Chemists Succeed in Synthesis of Aminoalcohols by Utilizing Blue Light
New method for generating the least accessible form of vicinal aminoalcohols; study published in Nature Catalysis.
Whether in beta-blockers to treat high blood pressure or in natural products, so-called vicinal aminoalcohols are high-quality organic compounds that are found in many everyday products. However, their production is difficult. For a long time, chemists have tried to develop efficient methods of synthesizing them.
In their recent study published in the journal Nature Catalysis, scientists led by Prof. Dr. Frank Glorius of Münster University have found a solution for the production of a special variant of aminoalcohols. “The new method helps to study the properties of the substance and to find applications for these new compounds in the future,” emphasizes Frank Glorius from the Organic Chemistry Institute at Münster University.

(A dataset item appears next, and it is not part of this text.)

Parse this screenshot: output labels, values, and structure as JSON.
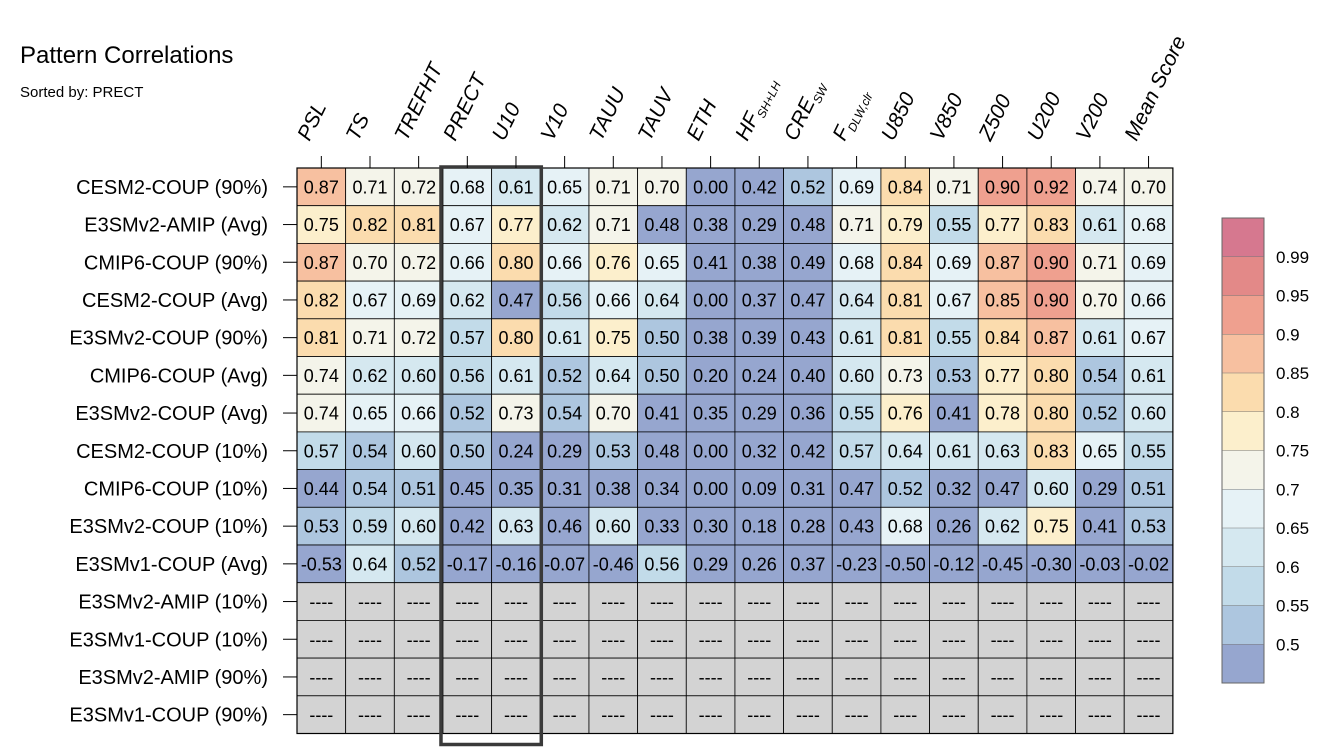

Vicinal aminoalcohols can occur in two different variants — called regioisomers — in which the amine and alcohol functional groups exchange positions. Although they are thus very similar, they often have different biochemical properties. Installation of both amine and alcohol groups in one step poses a major challenge. The discovery of the “Asymmetric Amino Hydroxylation Reaction” with which one of the regioisomers can be produced, even rewarded the chemist Barry Sharpless with a Nobel Prize in 2001. However, the other regioisomer cannot be synthesized by similar method and remained a long-standing problem — until now. With the help of the chemists’ new photo-initiated reaction method, the synthesis of the other regioisomer has now also become efficiently possible.
Background and method:
Unactivated alkenes containing a carbon-carbon double bond are known as feedstock chemicals for reaction processes due to their good availability. In general, the installation of both amine and alcohol groups in one step via this carbon-carbon double bond of unactivated alkene is at all times initiated by the amine group, followed by the addition of the alcohol group. As a result, always a particular regioisomer of the vicinal aminoalcohol is formed. Now the scientists have identified a particular class of amine-like compounds that are reactive yet stable enough to allow first the addition of the alcohol group to the carbon-carbon double bond, followed by the addition of the amine group to generate the previously inaccessible opposite regioisomer of the vicinal aminoalcohols.